Special Birthday

「うひゃあ!」
セナはマヌケな声を上げて、椅子から転がり落ちる。
恋人であり悪魔な男が「ケケケ」と楽しそうに笑った。

甲子園ボウルが終わった。
セナにとっていろいろな意味で特別な試合だった。
ずっと導いてくれたヒル魔と敵として戦う大舞台。
そして勝った方はNFLの練習生に抜擢される大一番だ。

ヒル魔とここまでバチバチに戦ったのは初めてだ。
そして最後、ギリギリの紙一重で勝った。
NFLへの切符を手に入れたのは、セナだった。

もちろんそこで終わりなんて、思っていない。
むしろはじまりなのだ。
NFLの強者たちとの戦い。
そしてヒル魔だって、遠からずその戦いに加わる。
ここからより一層努力し、さらなる高みを目指さなくてはならない。

わかってはいたつもりだった。
だけどしばらくは少し落ち着けると思っていたのだ。
恋人であり、好敵手である関係は切り替えが難しい。
甲子園ボウルという一大イベントが終わった今は、数少ない甘い時間だと。

「テメェ、渡米まで俺の家な」
実際、ヒル魔はそう言った。
だから嬉々として、ヒル魔の部屋にやって来た。
なのに現実は甘くない。
ヒル魔はニンマリ笑って「渡米まで特訓な」と言い放ったのだ。

「この俺が直々に面倒見てやる。
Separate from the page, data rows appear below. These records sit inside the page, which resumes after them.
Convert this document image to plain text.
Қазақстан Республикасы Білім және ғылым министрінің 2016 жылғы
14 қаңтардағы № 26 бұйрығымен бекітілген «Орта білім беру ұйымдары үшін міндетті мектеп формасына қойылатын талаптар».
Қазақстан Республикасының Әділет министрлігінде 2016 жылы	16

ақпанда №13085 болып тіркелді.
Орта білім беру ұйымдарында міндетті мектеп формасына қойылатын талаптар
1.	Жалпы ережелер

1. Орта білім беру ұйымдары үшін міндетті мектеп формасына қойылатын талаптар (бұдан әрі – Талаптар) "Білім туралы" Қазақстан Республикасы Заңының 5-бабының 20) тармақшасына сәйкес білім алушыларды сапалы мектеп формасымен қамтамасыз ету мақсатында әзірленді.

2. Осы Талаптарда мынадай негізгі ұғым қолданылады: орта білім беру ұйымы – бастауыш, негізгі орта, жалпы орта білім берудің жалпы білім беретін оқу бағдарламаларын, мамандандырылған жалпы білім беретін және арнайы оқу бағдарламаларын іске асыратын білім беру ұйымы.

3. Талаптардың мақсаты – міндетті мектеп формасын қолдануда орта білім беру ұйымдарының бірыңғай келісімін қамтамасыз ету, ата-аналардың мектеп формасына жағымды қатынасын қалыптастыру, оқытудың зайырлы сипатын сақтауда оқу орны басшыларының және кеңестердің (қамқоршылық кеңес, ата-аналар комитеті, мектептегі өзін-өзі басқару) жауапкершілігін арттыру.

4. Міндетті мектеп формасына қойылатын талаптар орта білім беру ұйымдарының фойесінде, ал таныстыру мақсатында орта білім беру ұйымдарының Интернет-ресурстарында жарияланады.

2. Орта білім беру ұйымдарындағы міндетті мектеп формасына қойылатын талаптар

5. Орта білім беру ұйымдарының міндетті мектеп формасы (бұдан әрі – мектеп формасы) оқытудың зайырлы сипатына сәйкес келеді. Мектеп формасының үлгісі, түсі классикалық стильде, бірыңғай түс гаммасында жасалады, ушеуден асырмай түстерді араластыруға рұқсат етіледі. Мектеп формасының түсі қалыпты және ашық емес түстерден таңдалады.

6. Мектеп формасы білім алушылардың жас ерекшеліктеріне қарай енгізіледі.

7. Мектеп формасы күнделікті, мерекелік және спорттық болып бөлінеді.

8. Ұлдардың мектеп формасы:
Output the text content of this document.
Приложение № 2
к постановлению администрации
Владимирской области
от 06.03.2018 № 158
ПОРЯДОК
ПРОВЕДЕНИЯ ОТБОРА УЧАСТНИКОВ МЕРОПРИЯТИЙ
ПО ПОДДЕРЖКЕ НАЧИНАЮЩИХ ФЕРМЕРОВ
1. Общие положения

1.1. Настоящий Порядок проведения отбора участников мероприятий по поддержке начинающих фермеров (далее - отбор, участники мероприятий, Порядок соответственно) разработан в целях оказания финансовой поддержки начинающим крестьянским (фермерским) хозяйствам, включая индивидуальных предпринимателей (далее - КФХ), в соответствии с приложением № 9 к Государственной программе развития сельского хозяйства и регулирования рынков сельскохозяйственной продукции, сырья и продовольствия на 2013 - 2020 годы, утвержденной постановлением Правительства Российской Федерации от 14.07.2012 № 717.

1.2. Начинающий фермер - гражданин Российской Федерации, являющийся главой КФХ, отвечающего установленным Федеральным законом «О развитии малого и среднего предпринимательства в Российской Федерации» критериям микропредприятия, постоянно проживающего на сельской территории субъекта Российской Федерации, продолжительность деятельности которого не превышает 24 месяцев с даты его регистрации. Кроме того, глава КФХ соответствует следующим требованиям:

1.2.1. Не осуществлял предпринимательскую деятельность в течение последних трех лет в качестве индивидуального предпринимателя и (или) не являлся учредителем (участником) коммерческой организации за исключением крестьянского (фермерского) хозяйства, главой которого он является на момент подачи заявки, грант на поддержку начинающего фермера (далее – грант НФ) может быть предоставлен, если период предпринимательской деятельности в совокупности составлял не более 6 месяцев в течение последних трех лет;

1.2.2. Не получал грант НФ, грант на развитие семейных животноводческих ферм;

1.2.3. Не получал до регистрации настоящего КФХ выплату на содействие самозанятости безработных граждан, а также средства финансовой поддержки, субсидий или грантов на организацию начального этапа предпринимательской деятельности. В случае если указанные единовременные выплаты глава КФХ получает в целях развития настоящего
しっかり叩き込むぞ!」
ヒル魔が日本語で喋ったのは、ここまでだった。
その後は早口の英語で捲し立てる。
セナは椅子に座らされ、ヒル魔に英語で答える。
ヒル魔が合格とみなさない場合、ペナルティが課される。
バラエティ番組の罰ゲームよろしく椅子に電流が流れるのだ。

「うひゃあ!」
セナは何度も間抜けな悲鳴を上げることになった。
ヒル魔はケタケタ笑いながら、さらに英語で言い募る。
そう、ヒル魔はセナに英会話の特訓をしているのだ。
トレーニングの時間以外はすべてこの特訓に当てて、数日が過ぎている。

セナだって、英語は少しは話せるのだ。
デスマーチもあったし、高校の最後はノートルダムに留学した。
簡単な日常会話くらいなら、どうにかなる。
だけどプロのアメフトプレイヤーとなれば、話は変わる。
緻密な戦略の理解やチームメイトとの意思疎通は必須なのだ。

実際、ヒル魔も過去のNFLの試合の場面から会話を仕掛けていた。
点差や試合時間、フォーメンションなどを告げ、どうするのが良いか聞いてくる。
それを全て聞き取って、セナは答えなくてはならない。
または結論を出すのにデータが足りなければ、確認の質問を返す。
アメフトに特化した英会話教室だ。

正直、ありがたいことだとは思う。
日本人アスリートが躓くのは、やはり言葉の壁が大きいからだ。
野球などは通訳が付くが、アメフトはそうはいかない。
そもそもプレイ中のハドルに通訳は入るわけにもいかない。
だからこういう実践英会話は貴重な勉強の機会だ。

だけどやはり罰ゲームの電流はやり過ぎじゃないのだろうか。
恋人同士なんだから、もうちょっと優しくても。
喉までそんな弱音が出かかったが、セナは必死に飲み込んだ。
恋人である前に、アメフトプレイヤー。
電流ごときにビビっていては、NFLでは通用しない。

「少し、休憩するぞ」
それでもやはり日本語でそう告げられたら、少しホッとした。
ヒル魔はそのまま席を立ち、キッチンに向かう。
時計を見上げれば、もうそろそろ日付が変わる時間だ。
そういえば特訓が白熱して、夕食を食べていなかった。

「ヒル魔さん、何か手伝いますか?」
キッチンに声をかければ「休んどけ」と答えが返ってきた。
程なくしてキッチンから、美味そうな匂いがしている。
セナは小さく「お腹へったな」と呟き、笑った。

セナはすっかり忘れていた。
あと数分で日付が変わる、それが何の日か。
そしてヒル魔がその日を忘れるわけがない。
サプライズ、そして甘い時間が始まるまで、あと数分。